Like sucking on a sweet with its plastic wrapper on. That’s how I describe the whole concept of surfing the web on your mobile phone. You do it and you go through the motions but you aren’t really getting the juice.
Telecommunication operators, phone manufacturers and futurists have been trying to sell us the idea of mobile phone web surfing for at least a decade now. They promise your favourite websites wherever you go, right there in the palm of your hands. But judging from dismal take up rates of 3G and other mobile Internet services, consumers aren’t too convince over the whole idea. This includes your truly.
Why are people still not surfing the web on their mobile phones? The answer could lie on a very fundamental issue - there is a gross mismatch between tiny LCD screens and rich content websites. Let’s face it. How appealing does your favourite website look on the screen of your mobile phone? Would it be convenient to scroll all the way right with the directional keypad just to finish a sentence that you are reading?
Early web developers tried to solve this problem with "mobile device versions" of their websites. But these pages were visually unappealing and had too many restrictions to ever be a serious contender for mobile eyeballs.
But Nokia is good to address the issue now. It has introduced the browsing software known as the minimap. It is fundamentally a new mobile phone browser that enables users to read web pages without having to fit the entire page onto a small screen.

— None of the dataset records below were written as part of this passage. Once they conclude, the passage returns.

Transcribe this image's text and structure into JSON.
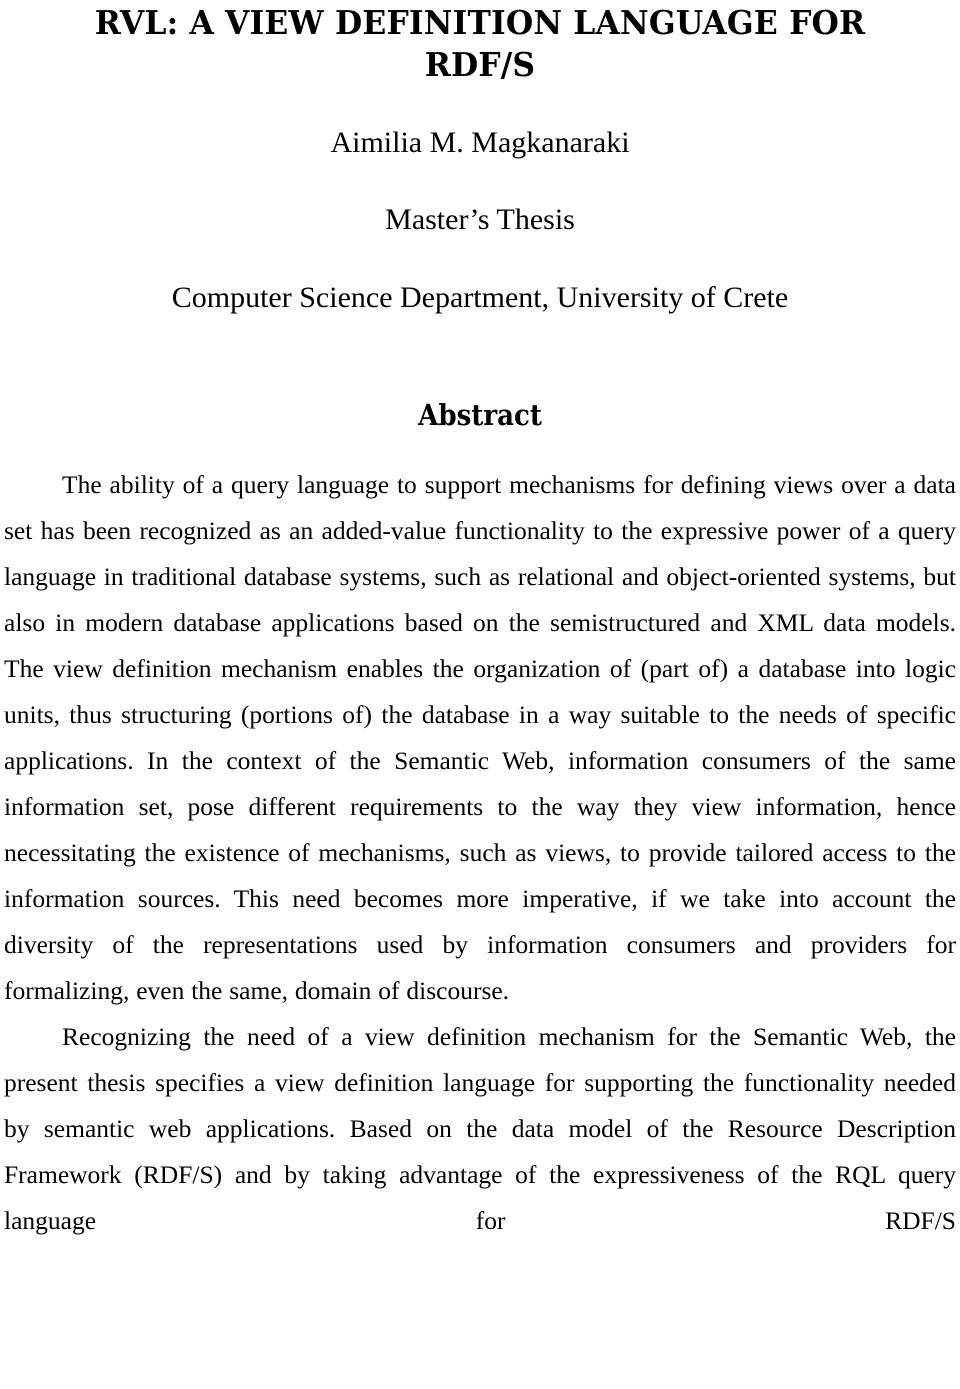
{
  "document": {
    "title_lines": [
      "RVL: A VIEW DEFINITION LANGUAGE FOR",
      "RDF/S"
    ],
    "author": "Aimilia M. Magkanaraki",
    "thesis_type": "Master’s Thesis",
    "department": "Computer Science Department, University of Crete",
    "abstract_heading": "Abstract",
    "abstract_paragraphs": [
      "The ability of a query language to support mechanisms for defining views over a data set has been recognized as an added-value functionality to the expressive power of a query language in traditional database systems, such as relational and object-oriented systems, but also in modern database applications based on the semistructured and XML data models. The view definition mechanism enables the organization of (part of) a database into logic units, thus structuring (portions of) the database in a way suitable to the needs of specific applications. In the context of the Semantic Web, information consumers of the same information set, pose different requirements to the way they view information, hence necessitating the existence of mechanisms, such as views, to provide tailored access to the information sources. This need becomes more imperative, if we take into account the diversity of the representations used by information consumers and providers for formalizing, even the same, domain of discourse.",
      "Recognizing the need of a view definition mechanism for the Semantic Web, the present thesis specifies a view definition language for supporting the functionality needed by semantic web applications. Based on the data model of the Resource Description Framework (RDF/S) and by taking advantage of the expressiveness of the RQL query language for RDF/S"
    ],
    "colors": {
      "background": "#ffffff",
      "text": "#000000"
    }
  }
}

MiniMap was unveiled at Nokia’s Mobility Conference 2005 in Barcelona as part of its N series, and will be available on all new Nokia phones using Symbian’s Series 60 platform. The browser works by creating a tiny image of an entire web page and then allowing the user to move a magnifying panel over the section they wish to view.

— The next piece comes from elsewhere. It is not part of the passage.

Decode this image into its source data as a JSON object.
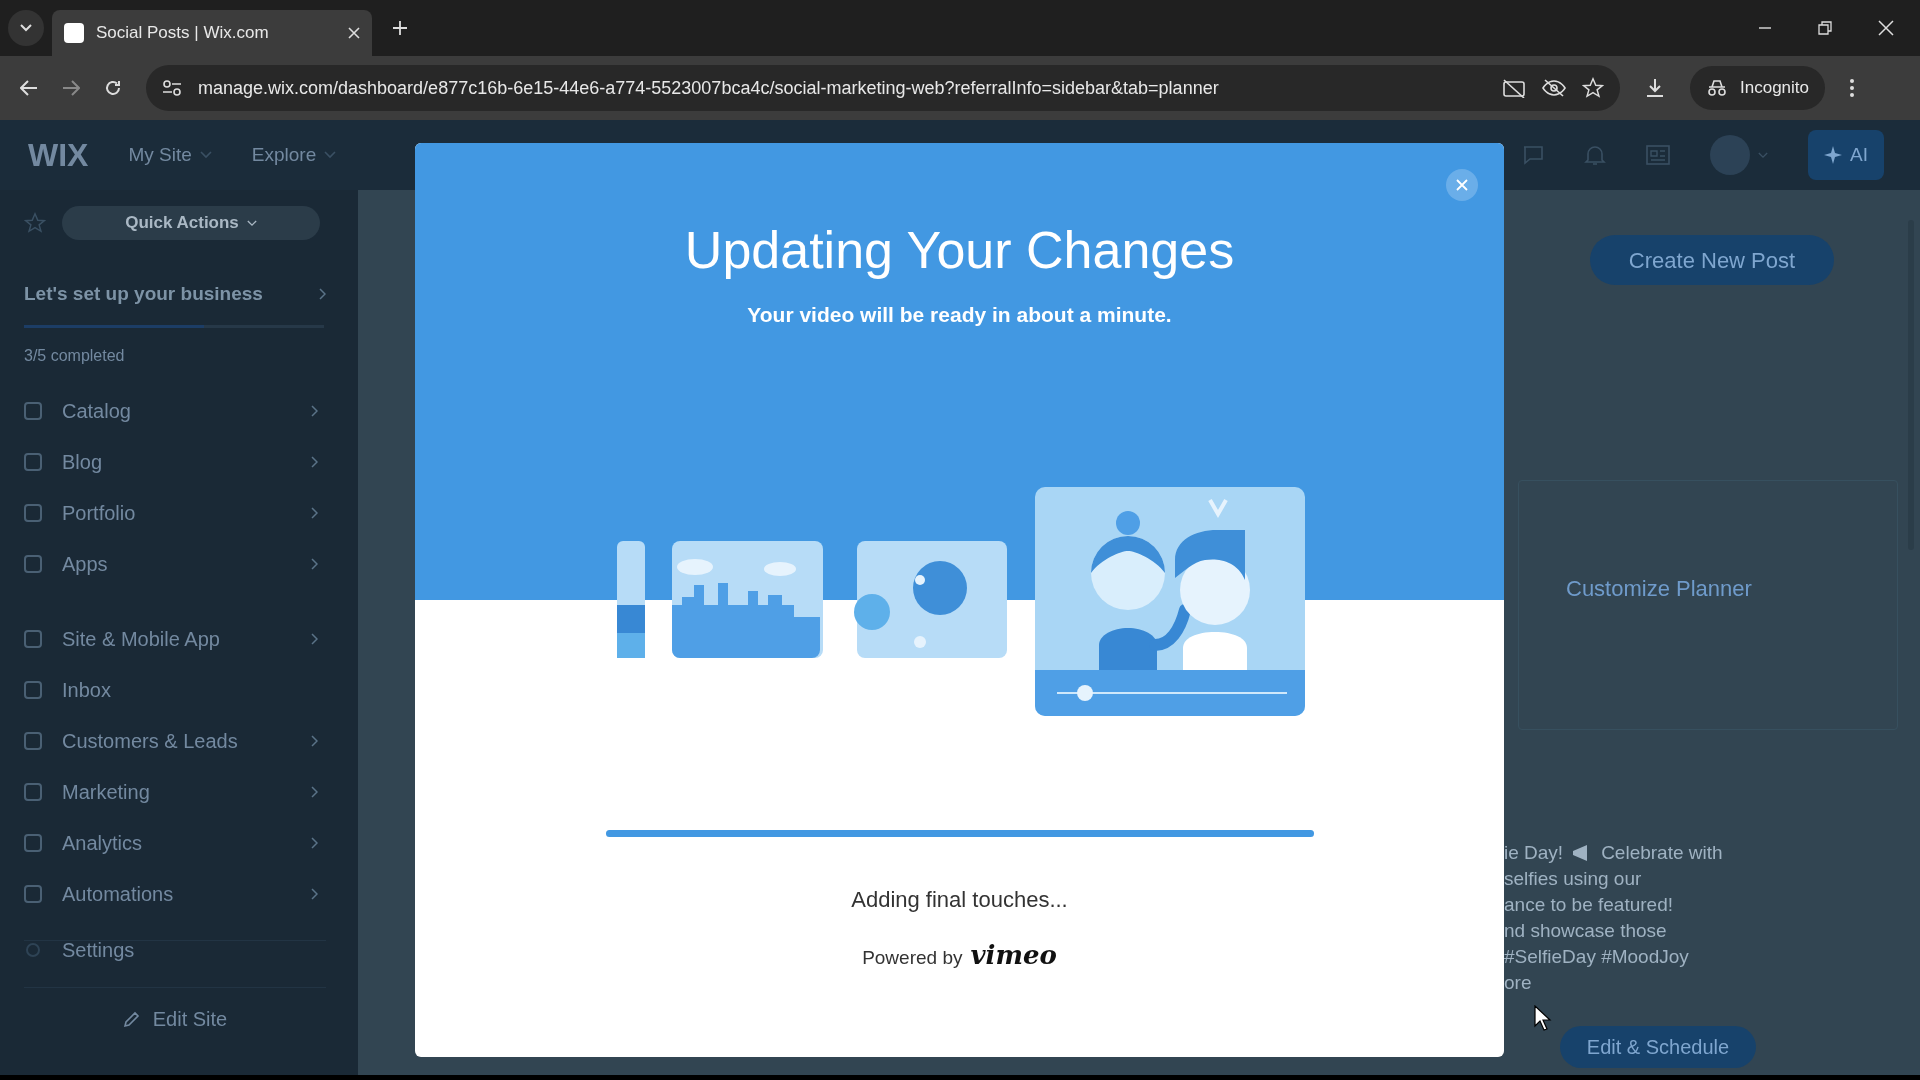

"This is very different to any browser on the market at the moment," said Anssi Vanjoki, general manager for multimedia at Nokia.
"It’s a browser that will truly make the phone an Internet device. It’s bringing consumers a new way of browsing the web."Image
The browser supports dynamic HTML and RSS and allows for text searching of a web page from the phone.

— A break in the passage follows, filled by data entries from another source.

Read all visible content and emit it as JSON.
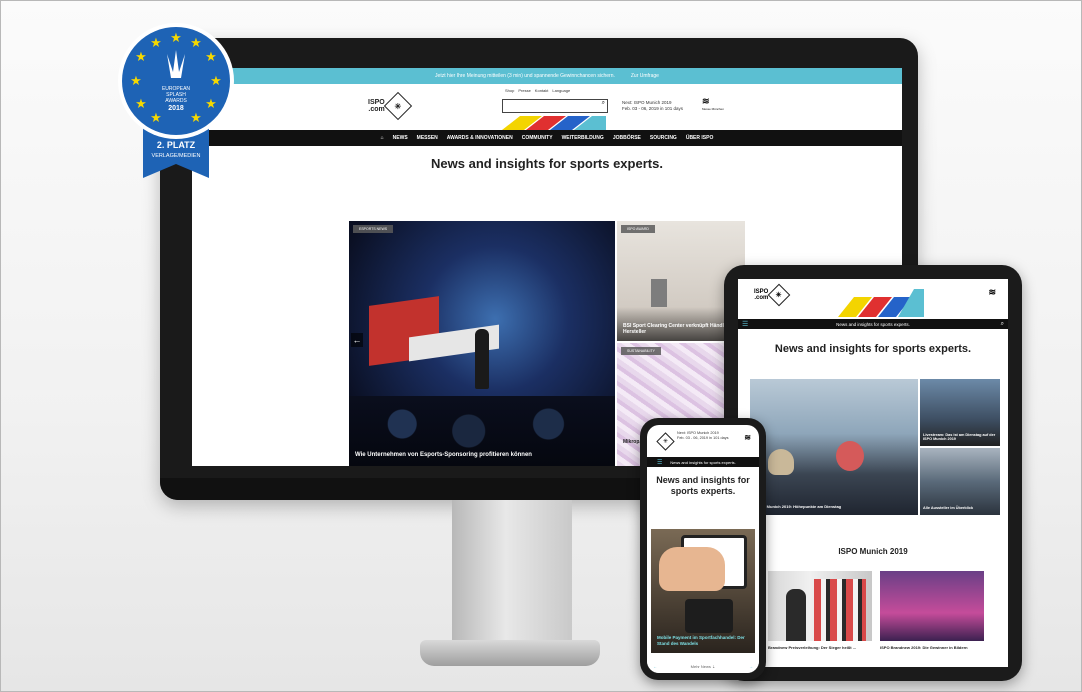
{
  "badge": {
    "line1": "EUROPEAN",
    "line2": "SPLASH",
    "line3": "AWARDS",
    "year": "2018",
    "place": "2. PLATZ",
    "category": "VERLAGE/MEDIEN",
    "colors": {
      "blue": "#1e63b5",
      "star": "#f6d900"
    }
  },
  "desktop": {
    "topbar": {
      "text": "Jetzt hier Ihre Meinung mitteilen (3 min) und spannende Gewinnchancen sichern.",
      "link": "Zur Umfrage"
    },
    "logo": {
      "text1": "ISPO",
      "text2": ".com"
    },
    "mini_nav": [
      "Shop",
      "Presse",
      "Kontakt",
      "Language"
    ],
    "next_event": {
      "line1": "Next: ISPO Munich 2019",
      "line2": "Feb. 03 - 06, 2019 in 101 days"
    },
    "mm_logo": {
      "brand": "Messe München"
    },
    "nav": [
      "NEWS",
      "MESSEN",
      "AWARDS & INNOVATIONEN",
      "COMMUNITY",
      "WEITERBILDUNG",
      "JOBBÖRSE",
      "SOURCING",
      "ÜBER ISPO"
    ],
    "headline": "News and insights for sports experts.",
    "hero_main": {
      "tag": "ESPORTS NEWS",
      "caption": "Wie Unternehmen von Esports-Sponsoring profitieren können"
    },
    "hero_side1": {
      "tag": "ISPO AWARD",
      "caption": "BSI Sport Clearing Center verknüpft Händler und Hersteller"
    },
    "hero_side2": {
      "tag": "SUSTAINABILITY",
      "caption": "Mikrop... saube..."
    }
  },
  "tablet": {
    "logo": {
      "text1": "ISPO",
      "text2": ".com"
    },
    "bar_text": "News and insights for sports experts.",
    "headline": "News and insights for sports experts.",
    "hero_main_caption": "ISPO Munich 2019: Höhepunkte am Dienstag",
    "hero_side1_caption": "Livestream: Das ist am Dienstag auf der ISPO Munich 2019",
    "hero_side2_caption": "Alle Aussteller im Überblick",
    "section_title": "ISPO Munich 2019",
    "card1_caption": "Brandnew Preisverleihung: Der Sieger heißt ...",
    "card2_caption": "ISPO Brandnew 2019: Die Gewinner in Bildern"
  },
  "phone": {
    "next_event": {
      "line1": "Next: ISPO Munich 2019",
      "line2": "Feb. 03 - 06, 2019 in 101 days"
    },
    "bar_text": "News and insights for sports experts.",
    "headline": "News and insights for sports experts.",
    "caption": "Mobile Payment im Sportfachhandel: Der Stand des Wandels",
    "footer": "Mehr News ⇣"
  }
}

"Safari WebKit’s performance, code base and support for open standards make it an ideal open source technology for projects like the new web browser for Symbian’s Series 60," said Philip Schiller, Apple’s senior vice president of worldwide product marketing.
Nokia has said that the devices represent a leap from mobile phones to a form of handheld computer that can swap content with electronic equipment in the home as well as provide secure email.
The company launched three new handsets in Hong Kong last April which it describes as "multimedia computers" and not mobile phones. All the devices will feature the Minimap and are due to be available by the middle of this year.
Nokia hopes that this will help it grab a large share of the emerging market for ‘converged’ mobile devices. According to Nokia’s own figures, web browsing accounts for over 60 per cent of the data traffic for mobile phones and these figures increase further at higher data rates like 3G.
The software is still in testing stages and yours truly has yet to get a feel of its actual workings. But according to Nokia, user feedback has been great and minimap looks set to be the killer application that will bring Internet surfing on the mobile into mainstream usage. Will this finally be the silver bullet to slay the Mobile Web Surfing Monster? The verdict will have to wait.